I've mentioned that I try to describe the voices I give characters in my notes, so that I'll be able to do them the same way when they show up again.  Sometimes, it's as simple as "Old Spock," "Professor McGonagal," or "Morgan Freeman," but they can get a bit surreal, like "Tight-lipped American woman," or "Italian Liam Neeson," or "the guy who did the voice for Piglet."  Actually, that last one was a pretty good description, because while I'm sure it sounds nothing like the actor who voiced Piglet in all those "Winnie the Pooh" things*, it tells me how to voice the character the same every time.

And that's a good trick for doing this kind of work.  Even if you don't do an impression of, say, Jeffrey Combs, my face goes a certain way when I'm trying to talk like him, and the voice comes out differently simply because of that.  You'll probably never know which guy was supposed to be Jeffrey Combs, but he's not gonna sound like the other characters.



I got an offer this week from a publisher to narrate a book by a famous(?) Sci-Fi writer of the past.  I put the question mark in because, while I recognized his name, I've never read anything by him, could cite any of his titles, or even know how to pronounce his first name.  I read the sample they sent me, and afterward, didn't know what to do.  While I know that, career-wise, it's way better to perform the work of famous writers rather than unknown ones, the writing itself really, really vexed me.

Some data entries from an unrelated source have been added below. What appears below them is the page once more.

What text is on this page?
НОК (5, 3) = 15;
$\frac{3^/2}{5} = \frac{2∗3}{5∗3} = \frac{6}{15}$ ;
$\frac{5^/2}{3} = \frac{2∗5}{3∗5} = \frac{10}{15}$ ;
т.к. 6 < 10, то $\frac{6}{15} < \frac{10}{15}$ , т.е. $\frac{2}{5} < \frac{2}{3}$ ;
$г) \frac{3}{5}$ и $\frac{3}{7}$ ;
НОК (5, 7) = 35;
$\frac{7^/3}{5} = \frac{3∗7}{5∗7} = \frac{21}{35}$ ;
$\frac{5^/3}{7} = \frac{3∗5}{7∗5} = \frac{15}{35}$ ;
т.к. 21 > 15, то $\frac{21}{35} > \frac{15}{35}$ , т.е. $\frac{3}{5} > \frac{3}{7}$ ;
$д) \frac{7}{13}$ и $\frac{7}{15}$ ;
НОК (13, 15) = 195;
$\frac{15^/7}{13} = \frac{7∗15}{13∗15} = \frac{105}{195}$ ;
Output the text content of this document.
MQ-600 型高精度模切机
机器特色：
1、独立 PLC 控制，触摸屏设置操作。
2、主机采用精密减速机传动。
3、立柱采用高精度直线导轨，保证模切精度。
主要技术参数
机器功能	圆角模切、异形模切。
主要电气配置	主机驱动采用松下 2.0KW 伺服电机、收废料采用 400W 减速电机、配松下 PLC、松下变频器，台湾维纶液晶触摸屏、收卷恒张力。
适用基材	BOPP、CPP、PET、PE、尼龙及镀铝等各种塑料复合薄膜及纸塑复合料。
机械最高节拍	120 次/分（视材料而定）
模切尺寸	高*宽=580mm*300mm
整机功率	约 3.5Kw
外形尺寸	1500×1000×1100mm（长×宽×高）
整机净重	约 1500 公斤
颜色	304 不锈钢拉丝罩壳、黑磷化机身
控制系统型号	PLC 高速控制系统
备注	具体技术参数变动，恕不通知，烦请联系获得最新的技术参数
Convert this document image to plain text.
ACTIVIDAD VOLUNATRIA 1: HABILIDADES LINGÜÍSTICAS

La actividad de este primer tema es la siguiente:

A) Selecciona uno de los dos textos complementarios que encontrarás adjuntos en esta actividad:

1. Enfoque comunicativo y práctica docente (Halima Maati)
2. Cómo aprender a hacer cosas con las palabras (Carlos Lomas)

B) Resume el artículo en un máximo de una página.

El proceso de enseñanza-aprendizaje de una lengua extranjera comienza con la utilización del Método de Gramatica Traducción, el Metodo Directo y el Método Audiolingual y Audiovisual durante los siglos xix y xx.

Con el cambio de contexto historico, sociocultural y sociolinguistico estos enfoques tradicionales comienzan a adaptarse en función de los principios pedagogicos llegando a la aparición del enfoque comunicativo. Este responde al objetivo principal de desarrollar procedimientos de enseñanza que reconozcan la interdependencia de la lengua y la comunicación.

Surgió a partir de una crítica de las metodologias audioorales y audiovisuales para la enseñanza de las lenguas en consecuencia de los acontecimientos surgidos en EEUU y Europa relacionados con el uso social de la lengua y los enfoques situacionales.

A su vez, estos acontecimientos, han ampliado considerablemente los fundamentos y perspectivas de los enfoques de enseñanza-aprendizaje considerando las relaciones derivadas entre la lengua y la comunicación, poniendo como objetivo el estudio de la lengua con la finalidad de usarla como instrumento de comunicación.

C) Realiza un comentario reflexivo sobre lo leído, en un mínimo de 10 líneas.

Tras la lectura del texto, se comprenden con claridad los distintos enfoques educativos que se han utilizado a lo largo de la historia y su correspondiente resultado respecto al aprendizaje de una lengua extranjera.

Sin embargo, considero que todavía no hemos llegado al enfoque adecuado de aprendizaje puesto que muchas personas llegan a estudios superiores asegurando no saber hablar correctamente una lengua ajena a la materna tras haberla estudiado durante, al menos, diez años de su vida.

It went a little something like this...

Hglathath was regent of all Copernyiah, in the Trygroifth region, son and heir to all that the great Kjiastia left his people.  He was a wise ruler, advised on one side by Valmoroor the sorcerer, and his goodly wife Gynschi on the other.  His three children, Koobl, Bunchiast, and Dave would all inherit a third of the kingdom, each of which has an equally unpronouncible name.

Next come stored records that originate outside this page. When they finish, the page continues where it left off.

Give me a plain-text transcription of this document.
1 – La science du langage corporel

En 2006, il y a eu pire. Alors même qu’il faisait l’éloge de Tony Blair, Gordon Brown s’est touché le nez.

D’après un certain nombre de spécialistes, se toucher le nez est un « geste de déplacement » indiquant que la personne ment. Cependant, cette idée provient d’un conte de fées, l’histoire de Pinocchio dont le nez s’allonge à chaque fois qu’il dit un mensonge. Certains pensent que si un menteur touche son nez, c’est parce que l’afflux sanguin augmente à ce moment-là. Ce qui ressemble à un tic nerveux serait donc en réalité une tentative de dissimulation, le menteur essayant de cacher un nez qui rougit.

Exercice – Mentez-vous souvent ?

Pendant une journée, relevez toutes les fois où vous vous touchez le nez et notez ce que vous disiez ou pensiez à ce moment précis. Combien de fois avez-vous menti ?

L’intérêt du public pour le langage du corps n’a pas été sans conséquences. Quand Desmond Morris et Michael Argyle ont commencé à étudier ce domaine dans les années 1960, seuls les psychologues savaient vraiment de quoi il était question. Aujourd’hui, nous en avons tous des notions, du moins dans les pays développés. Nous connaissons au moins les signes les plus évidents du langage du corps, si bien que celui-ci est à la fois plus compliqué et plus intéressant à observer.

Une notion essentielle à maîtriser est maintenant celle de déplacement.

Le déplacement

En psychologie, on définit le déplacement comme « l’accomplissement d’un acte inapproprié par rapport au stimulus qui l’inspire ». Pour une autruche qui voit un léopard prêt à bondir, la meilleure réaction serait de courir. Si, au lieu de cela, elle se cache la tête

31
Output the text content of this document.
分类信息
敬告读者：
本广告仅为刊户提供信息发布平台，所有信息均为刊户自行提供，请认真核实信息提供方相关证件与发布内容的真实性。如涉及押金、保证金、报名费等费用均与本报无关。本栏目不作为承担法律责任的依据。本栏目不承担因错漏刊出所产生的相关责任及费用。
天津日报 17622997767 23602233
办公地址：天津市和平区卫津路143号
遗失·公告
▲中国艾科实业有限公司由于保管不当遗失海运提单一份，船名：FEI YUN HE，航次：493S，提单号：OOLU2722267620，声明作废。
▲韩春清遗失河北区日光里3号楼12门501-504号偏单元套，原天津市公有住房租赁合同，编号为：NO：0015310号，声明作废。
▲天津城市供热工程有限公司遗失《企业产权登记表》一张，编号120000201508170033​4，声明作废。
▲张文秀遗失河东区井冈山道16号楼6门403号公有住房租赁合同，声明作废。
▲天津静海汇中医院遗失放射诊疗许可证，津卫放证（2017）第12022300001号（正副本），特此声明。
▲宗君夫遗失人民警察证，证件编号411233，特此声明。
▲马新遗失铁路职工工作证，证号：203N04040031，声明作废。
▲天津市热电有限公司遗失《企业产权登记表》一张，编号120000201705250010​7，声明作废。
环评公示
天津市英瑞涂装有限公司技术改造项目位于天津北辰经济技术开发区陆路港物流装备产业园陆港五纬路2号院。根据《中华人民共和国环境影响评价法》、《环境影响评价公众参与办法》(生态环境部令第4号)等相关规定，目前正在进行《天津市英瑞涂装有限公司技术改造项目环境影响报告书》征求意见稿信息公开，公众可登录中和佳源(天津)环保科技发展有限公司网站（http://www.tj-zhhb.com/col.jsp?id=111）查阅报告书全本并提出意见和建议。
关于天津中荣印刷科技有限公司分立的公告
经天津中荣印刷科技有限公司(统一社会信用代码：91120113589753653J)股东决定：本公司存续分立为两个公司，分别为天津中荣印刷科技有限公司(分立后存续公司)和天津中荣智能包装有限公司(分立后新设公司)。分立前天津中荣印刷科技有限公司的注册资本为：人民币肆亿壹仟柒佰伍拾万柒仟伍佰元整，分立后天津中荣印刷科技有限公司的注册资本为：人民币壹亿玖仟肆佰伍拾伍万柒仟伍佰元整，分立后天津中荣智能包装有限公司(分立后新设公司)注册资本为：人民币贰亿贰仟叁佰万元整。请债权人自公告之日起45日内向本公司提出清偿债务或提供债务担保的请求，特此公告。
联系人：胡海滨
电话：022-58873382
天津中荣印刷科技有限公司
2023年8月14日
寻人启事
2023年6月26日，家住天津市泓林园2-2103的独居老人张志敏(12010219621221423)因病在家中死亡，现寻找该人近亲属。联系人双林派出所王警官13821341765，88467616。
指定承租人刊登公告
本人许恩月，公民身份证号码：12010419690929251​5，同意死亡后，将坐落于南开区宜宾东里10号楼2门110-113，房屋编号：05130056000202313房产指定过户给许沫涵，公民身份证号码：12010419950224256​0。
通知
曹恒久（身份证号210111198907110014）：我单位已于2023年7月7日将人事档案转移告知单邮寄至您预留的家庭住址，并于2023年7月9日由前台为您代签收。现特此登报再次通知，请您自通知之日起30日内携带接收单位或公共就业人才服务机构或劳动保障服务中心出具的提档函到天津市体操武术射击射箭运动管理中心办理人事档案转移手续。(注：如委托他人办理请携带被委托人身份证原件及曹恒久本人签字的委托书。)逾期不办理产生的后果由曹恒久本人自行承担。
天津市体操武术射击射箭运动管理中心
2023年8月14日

A silly example, maybe.  And perhaps oversimplifying my issue with the writing, but I sent the actual paragraphs to Big, and they made what I wrote just now seem like Dick & Jane readers.  I, personally, hate Sci-Fi and Fantasy writing like this, and if you like it, you can burn in the fires of Quadiodor, where the great beast Amalagothorianyh dwells with his cast out followers, the Bilginiathy.

To me, I have to be able to, above enjoying it, appreciating it, or admiring it, understand what I'm reading, in order to do an effective performance.  Audiobook narration, to me, is not something a computer can do.  I'm not reading a textbook here, I'm not simply copying spoken word from written word.  I'm acting it, I'm translating it, I'm interpreting it, in a way, and trying to make it come alive in a way that will elevate the material, as arrogant as that sounds.

I've listened to quite a few audiobooks in the last seven years, and the best ones are the ones where you forget that there's a single person reading the book for you, but that when the daughter speaks, you know it's her even before the text tells you it's her.  When someone is angry, you feel that they're angry, even without the text saying, "He growled angrily."  When someone is emotional, when someone is whispering, when someone is thinking, your mind knows that's the case because of the performance, rather than depending on the author to spell it out.  Because authors don't write for audio.  They write in text, and it's so easy to have characters argue on paper and keep them straight.  But a narrator's job is to make it obvious which character is speaking when, so that when the author leaves out, "Adam asked," the listener doesn't miss it.

It friggin' blows my mind that I am not simply stating the obvious, and that everyone else feels the same way.  But hey, people are different.  Some folks are able to keep nonsensical names, places, creatures, and terms straight in their head, and such things do not derail the listening experience.  On the other side, my friend Jeff has no tolerance for audiobooks, and I wouldn't be surprised if he likened what I'm doing to creating Cliffs Notes for great literature.

So, I couldn't accept the offer of doing the book, because I wouldn't be able to give it my all, give an individual voice or personality to each of the characters, and, frankly, I fear the work would go so slowly that I would rue the day I ever agreed to it.

I struggle enough as it is with E.C. Tubb's language, and he writes in English.